I have a couple of music files in Ogg Vorbis format, a format that iTunes does not support by default.
Before, I used the Ogg Vorbis QuickTime 6.2 component written by Jordan Mendelson. Notice, however, the “6” in that title. Mac OS X 10.4 “Tiger” uses QuickTime 7. If you come to a Ogg Vorbis song file in your iTunes playlist on 10.4 when you have Jordan’s component installed, iTunes crashes.
No good! Luckily, Arek Korbik has written a new Ogg Vorbis QuickTime component that works with QuickTime 7.
Even cooler than that, the above page is really a bit of a developer Weblog, describing some of the steps he’s taken to make the component. If he got himself an RSS feed, I’d subscribe. He even has a teaser: “Watch this space.” Guess Apple isn’t the only one keeping secrets, eh?
Hi. Thanks for the pointer.
But it still won’t play oggvorbis over daap from my linux box 😦
Any idea why is that? It seems to think that the files are some sort of mpegs, when I “get info” on a remote ogg vorbis it says “Kind: MPEG audio file (remote)” which is of course not true.

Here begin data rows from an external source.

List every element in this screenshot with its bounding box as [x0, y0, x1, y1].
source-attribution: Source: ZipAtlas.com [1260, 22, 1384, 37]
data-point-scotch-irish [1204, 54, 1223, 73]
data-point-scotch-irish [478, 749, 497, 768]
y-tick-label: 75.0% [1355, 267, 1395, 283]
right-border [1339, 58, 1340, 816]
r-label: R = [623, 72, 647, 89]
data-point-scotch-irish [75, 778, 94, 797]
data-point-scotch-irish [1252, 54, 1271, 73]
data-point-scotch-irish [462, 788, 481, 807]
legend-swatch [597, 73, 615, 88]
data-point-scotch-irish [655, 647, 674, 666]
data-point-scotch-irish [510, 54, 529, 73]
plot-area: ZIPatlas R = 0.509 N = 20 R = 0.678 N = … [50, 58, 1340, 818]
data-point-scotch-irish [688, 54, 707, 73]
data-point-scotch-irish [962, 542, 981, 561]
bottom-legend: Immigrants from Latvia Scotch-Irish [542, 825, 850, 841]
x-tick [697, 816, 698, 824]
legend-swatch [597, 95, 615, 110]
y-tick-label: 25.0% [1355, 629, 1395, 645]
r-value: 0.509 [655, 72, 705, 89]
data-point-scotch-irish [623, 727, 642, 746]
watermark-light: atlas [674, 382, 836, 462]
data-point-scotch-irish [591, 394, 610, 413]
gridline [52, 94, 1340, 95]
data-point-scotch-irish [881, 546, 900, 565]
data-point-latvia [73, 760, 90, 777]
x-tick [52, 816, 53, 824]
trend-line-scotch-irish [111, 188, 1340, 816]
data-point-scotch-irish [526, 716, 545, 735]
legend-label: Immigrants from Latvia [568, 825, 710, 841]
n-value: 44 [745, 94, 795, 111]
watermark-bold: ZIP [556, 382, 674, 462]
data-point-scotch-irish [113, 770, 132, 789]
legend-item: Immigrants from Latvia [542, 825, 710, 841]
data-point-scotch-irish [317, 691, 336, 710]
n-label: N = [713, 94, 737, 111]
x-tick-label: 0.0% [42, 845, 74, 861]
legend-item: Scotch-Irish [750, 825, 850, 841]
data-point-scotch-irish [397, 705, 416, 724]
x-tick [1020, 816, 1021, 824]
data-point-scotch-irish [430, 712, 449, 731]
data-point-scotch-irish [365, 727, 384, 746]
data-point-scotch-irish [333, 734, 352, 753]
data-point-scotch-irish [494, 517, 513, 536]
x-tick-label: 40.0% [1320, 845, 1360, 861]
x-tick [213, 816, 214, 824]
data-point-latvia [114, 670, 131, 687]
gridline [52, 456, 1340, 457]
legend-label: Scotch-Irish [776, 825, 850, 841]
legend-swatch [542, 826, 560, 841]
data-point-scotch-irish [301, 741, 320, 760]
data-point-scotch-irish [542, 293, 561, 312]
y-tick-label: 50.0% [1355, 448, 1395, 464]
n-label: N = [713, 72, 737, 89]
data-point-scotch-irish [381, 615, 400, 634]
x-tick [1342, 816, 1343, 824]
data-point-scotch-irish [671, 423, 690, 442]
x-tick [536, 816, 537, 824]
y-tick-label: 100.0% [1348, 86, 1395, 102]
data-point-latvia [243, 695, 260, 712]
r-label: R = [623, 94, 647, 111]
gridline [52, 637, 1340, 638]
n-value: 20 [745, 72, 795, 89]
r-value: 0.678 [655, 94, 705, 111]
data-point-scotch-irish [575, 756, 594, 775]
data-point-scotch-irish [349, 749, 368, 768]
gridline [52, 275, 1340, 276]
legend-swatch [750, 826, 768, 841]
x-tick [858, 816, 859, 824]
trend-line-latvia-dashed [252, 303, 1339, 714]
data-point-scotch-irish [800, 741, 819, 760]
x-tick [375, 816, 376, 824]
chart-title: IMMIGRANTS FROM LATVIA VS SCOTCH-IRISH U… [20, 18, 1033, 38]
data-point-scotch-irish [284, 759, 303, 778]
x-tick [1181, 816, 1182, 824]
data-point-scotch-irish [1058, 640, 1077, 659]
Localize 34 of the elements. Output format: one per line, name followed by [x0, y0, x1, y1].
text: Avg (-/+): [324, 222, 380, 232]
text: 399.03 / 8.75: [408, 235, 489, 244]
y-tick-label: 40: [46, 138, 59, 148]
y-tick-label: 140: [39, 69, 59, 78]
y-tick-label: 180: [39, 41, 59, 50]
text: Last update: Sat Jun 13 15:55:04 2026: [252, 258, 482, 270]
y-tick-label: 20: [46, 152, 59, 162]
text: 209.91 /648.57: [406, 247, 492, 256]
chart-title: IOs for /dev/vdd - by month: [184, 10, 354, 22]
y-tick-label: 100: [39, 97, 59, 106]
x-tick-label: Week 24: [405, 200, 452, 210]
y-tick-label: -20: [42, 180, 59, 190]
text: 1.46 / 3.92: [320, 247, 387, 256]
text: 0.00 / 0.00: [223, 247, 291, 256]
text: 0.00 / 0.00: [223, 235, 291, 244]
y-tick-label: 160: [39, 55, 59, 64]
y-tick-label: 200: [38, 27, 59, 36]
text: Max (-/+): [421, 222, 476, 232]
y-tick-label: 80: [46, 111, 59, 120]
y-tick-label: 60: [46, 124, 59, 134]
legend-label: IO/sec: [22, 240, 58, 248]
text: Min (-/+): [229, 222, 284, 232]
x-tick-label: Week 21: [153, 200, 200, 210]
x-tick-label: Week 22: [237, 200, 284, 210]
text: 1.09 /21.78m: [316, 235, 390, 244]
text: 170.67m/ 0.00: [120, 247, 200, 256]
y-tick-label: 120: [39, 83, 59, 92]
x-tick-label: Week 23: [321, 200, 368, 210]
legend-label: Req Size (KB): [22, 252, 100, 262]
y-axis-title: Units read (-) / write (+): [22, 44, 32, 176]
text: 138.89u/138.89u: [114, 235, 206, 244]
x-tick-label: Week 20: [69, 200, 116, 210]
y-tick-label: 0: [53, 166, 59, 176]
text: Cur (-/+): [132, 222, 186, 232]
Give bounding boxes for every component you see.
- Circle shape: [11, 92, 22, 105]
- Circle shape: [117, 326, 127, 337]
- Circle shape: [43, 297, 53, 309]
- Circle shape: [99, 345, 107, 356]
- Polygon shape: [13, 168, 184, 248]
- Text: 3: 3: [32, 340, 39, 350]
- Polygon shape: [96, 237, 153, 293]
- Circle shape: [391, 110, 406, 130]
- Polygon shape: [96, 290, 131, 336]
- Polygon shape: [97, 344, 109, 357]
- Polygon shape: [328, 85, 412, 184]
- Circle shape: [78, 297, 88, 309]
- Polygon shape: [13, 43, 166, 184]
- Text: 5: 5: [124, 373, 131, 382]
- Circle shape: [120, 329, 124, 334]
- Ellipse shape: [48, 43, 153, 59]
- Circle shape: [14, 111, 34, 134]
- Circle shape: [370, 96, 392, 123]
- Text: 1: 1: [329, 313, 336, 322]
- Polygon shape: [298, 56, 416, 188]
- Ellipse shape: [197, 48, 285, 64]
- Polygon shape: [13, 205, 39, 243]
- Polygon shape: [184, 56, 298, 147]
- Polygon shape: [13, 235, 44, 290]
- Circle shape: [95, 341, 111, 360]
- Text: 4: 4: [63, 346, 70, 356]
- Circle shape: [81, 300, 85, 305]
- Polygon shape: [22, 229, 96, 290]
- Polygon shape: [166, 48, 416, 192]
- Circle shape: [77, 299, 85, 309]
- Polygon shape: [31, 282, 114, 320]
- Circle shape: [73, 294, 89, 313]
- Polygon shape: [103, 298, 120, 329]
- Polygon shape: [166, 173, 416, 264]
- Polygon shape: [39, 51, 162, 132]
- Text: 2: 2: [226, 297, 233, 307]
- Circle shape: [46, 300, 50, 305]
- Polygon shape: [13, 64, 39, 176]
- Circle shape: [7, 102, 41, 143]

Short version: I have no clue.
There doesn’t appear to be any public DAAP information, despite the fact that this page
http://daap.sourceforge.net
says that such docs were sort of promised back in 2003.
It may be that you’re supposed to get such support “for free” by using the right APIs when making your plug-in.
Considering that the plug-in is Open Source, your best bet might be to compile and try it for yourself.